“On Côn Đảo, think carefully before you speak or act. Don’t take anything that isn’t yours, don’t make promises you can’t keep, and don’t harbor bad intentions… or you may regret it.”
Those were the very first words from Lê Hữu Hòa, a Côn Đảo forest ranger, the moment we met him.
Promises that cannot be broken
Mr. Hòa picked me up at Cỏ Ống Airport on his motorbike, offering a helmet even though the island has no traffic police. Seeing my confusion, he simply said, “If you don’t wear it, things will become… difficult to explain. You’ll understand after a few days here.”
On the way to town, I was surprised to see brand-new motorbikes left casually along the roadside—unlocked, unattended—yet theft is unheard of. Despite empty streets, everyone drives slowly, wears a helmet, and stops at red lights—even when there isn’t a single vehicle around.
Mr. Hòa told me that more than 30 years ago, he made a silent vow: if the island’s spirits blessed him with a child, he would stay and serve Côn Đảo not for a few years as planned, but for three decades. A short time later, he and his wife had a child. His career shifted, he joined the forestry department, and before he realized it, 33 years had passed.
“There’s something about this island,” he said. “Break a promise or do something wrong—even unintentionally—and you’ll feel the consequences.” He recalled that each time he rode without a helmet, something odd happened: the engine stalled, or he hit a hidden rock and fell. Nothing serious, but unsettling enough to be remembered.
The thieves who never returned from the sea
To help me understand more, he brought me to meet Lê Minh Chương, known as Sáu Chương—one of the last surviving former prisoners who chose to remain on the island. His house stands on the former French-era Sở Tiêu, once considered a “haunted” zone where countless laborers perished. Yet Mr. Chương calmly said, “They were our own people. If you live honestly, there’s nothing to fear.”
As the night deepened and the wine set in, he recounted the story that still haunts him decades later.
In 1990, the island had almost nothing—no supplies, no entertainment, only one communal television. Moved by the hardship, a friend from Duyên Hải brought two motorized dinghies to help the islanders travel between the islets. The boats were tied up at Pier 914 with a simple rope—nobody imagined theft could happen.

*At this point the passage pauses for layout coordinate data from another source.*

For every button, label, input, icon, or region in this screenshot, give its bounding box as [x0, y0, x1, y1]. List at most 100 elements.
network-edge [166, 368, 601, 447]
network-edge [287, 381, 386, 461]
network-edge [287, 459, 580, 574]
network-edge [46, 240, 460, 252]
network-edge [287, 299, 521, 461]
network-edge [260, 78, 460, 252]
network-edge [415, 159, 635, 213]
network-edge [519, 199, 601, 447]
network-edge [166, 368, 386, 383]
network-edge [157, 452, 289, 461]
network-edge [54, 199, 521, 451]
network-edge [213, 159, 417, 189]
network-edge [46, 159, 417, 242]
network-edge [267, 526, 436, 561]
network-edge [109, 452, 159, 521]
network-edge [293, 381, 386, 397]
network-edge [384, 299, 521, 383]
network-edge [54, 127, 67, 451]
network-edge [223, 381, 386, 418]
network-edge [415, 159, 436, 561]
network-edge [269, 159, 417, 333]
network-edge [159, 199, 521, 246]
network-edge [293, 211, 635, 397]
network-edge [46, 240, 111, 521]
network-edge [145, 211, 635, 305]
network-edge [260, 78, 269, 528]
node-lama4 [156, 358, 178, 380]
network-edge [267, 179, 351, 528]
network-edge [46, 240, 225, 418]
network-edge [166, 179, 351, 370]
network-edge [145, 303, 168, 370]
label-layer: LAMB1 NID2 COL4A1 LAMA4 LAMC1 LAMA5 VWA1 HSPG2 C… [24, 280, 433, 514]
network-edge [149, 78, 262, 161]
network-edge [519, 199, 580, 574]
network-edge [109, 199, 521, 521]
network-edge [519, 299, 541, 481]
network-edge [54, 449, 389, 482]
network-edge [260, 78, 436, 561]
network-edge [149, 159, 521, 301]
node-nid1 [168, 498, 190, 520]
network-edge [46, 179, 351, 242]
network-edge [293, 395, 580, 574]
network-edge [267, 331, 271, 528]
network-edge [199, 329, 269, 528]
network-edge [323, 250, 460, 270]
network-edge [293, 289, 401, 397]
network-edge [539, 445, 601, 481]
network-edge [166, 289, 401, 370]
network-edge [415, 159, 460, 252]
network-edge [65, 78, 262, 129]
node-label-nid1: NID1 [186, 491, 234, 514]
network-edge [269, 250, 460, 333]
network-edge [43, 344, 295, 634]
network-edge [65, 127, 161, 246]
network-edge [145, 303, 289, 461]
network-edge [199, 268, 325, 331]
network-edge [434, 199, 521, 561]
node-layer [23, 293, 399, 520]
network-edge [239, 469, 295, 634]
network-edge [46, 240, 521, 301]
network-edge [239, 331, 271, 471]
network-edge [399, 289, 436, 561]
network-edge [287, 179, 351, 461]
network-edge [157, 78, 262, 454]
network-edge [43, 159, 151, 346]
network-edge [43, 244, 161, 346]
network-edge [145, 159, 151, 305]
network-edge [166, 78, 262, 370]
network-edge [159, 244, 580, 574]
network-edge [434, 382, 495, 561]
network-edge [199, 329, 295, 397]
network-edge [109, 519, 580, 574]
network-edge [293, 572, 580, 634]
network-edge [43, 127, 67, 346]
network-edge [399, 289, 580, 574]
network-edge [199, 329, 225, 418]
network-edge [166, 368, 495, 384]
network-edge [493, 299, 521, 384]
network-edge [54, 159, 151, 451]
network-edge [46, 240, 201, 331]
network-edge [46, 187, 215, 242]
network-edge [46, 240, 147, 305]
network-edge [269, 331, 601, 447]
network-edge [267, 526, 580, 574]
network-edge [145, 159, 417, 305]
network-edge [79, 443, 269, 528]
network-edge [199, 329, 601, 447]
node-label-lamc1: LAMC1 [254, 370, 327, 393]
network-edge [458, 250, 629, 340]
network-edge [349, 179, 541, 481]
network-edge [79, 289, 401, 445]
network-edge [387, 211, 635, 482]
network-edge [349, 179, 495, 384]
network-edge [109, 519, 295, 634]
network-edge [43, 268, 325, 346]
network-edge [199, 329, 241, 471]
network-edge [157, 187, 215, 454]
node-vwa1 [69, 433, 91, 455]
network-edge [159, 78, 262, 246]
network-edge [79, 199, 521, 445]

But one morning, both were gone.
A few days later, Mr. Chương began having disturbing dreams—vague images suggesting a tragedy near Hòn Bà. After two identical dreams, he alerted the rangers, who reluctantly took their only patrol boat out to search.
By the end of the day, they found three drowned men, severely mutilated by fish and missing both hands. The next day, they discovered the two stolen dinghies drifting nearby.
“What exactly happened—weather, waves, or something else—we never knew,” Mr. Chương said quietly. “But the island does not tolerate wrongdoers.”
Local police confirmed rare past incidents where thieves tried to steal motorbikes by dismantling them and sneaking the parts off the island on fishing boats. Yet every attempt failed in unexpected ways—caught by chance, exposed by strangers, or simply unable to leave the island.
Over time, the message became clear:
On Côn Đảo, the wrong actions always return to their doer.
And perhaps that’s why today, crime is almost nonexistent on this sacred, deeply spiritual island.